Se o combate à inflação passa pelas
expectativas dos agentes econômicos, não se trata de um tema alheio à
estabilidade da economia. E não é impossível encontrar um campo de
convergência. A começar por investidores como Armínio Fraga, ex-presidente do
Banco Central na gestão FH.
Ele discorda da privatização da Eletrobras
por não estar convencido de que os interesses que colonizam a estatal, desde
FH, ressalta, serão dela afastados pelo modelo proposto. Se na Eletrobras o
problema é o modelo, na Petrobras a discordância de Fraga é com a privatização
em si, o que não o leva a concordar com as políticas do PT para a estatal.

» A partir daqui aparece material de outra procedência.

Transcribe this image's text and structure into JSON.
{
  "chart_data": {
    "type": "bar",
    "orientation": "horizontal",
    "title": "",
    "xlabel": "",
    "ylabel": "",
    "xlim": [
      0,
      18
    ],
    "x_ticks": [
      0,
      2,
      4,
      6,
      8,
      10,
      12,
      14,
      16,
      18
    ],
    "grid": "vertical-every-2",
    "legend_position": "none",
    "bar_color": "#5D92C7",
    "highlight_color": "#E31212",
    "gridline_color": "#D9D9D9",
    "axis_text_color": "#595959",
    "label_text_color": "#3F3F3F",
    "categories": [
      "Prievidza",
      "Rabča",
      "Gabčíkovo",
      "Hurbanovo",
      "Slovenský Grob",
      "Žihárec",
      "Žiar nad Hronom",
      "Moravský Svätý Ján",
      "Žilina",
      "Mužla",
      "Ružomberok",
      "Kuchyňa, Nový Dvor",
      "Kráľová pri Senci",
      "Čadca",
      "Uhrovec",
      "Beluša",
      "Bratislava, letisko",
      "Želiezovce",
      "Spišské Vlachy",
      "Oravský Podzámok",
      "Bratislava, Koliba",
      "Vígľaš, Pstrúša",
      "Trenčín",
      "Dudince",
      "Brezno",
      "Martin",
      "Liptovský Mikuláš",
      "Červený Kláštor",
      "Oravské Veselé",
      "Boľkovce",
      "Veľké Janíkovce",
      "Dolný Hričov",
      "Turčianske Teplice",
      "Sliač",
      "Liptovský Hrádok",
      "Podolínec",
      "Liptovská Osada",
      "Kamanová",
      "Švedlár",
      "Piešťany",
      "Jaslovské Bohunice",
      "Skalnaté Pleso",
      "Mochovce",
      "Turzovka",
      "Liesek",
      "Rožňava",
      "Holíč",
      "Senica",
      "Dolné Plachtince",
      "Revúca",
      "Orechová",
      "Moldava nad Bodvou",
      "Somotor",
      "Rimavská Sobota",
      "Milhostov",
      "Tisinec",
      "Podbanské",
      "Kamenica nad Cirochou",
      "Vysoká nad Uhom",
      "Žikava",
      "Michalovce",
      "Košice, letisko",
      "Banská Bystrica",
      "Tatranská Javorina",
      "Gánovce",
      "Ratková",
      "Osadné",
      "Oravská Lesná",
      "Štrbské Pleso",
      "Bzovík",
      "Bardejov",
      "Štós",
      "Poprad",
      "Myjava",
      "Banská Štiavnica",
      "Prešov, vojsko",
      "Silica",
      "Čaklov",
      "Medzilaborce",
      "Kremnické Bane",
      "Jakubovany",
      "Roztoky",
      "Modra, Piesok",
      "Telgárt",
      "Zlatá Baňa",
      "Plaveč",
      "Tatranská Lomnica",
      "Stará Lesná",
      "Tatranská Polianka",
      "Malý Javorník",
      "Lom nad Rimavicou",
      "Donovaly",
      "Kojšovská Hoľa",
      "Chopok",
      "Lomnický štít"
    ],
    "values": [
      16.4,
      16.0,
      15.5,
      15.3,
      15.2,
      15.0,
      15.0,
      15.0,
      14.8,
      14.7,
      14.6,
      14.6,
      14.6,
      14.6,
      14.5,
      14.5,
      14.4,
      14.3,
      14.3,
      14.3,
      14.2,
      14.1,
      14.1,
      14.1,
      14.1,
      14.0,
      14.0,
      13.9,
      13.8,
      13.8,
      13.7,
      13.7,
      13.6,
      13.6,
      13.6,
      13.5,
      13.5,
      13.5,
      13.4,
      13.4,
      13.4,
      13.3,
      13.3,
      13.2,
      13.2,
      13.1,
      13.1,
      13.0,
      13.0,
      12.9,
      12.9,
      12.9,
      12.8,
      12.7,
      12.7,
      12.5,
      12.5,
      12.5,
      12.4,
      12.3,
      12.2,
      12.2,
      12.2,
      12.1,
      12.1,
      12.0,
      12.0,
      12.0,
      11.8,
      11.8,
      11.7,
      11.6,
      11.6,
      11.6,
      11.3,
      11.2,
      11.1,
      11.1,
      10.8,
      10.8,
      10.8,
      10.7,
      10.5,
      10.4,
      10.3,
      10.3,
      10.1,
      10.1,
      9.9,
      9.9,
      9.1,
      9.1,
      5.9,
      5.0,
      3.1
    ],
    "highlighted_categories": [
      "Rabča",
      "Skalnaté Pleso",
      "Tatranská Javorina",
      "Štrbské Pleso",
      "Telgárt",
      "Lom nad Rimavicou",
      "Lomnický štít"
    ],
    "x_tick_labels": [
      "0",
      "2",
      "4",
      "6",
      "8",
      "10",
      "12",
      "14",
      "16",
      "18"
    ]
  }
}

Enquanto Lula não disser o que pretende na
Petrobras, prevalecerão iniciativas como a da ação contra Sergio Moro para que
o ex-juiz pague os prejuízos causados pela Lava-jato. A iniciativa não é de
Lula, mas do grupo Prerrogativas e de parlamentares do PT. Levará, porém, ao
rebote de quem vai cobrar, de Lula, prejuízos gerados por governos petistas à
estatal.
Há dez anos, FH palpitou sobre um Brasil
que mirava no “espelho retrovisor das corrupções”. Parecia se dirigir a seu
partido, mas o WO libera a carapuça: “É hora, portanto, de um discurso que, sem
olhar para o retrovisor e sem bater boca com o ‘outro lado’ até porque os lados
estão confundidos, surja de base moral para mobilizar a população”. Que outro
além da carestia?
Um comentário:
A sigla FHC já foi consagrada,não sei por que encurtar pra FH.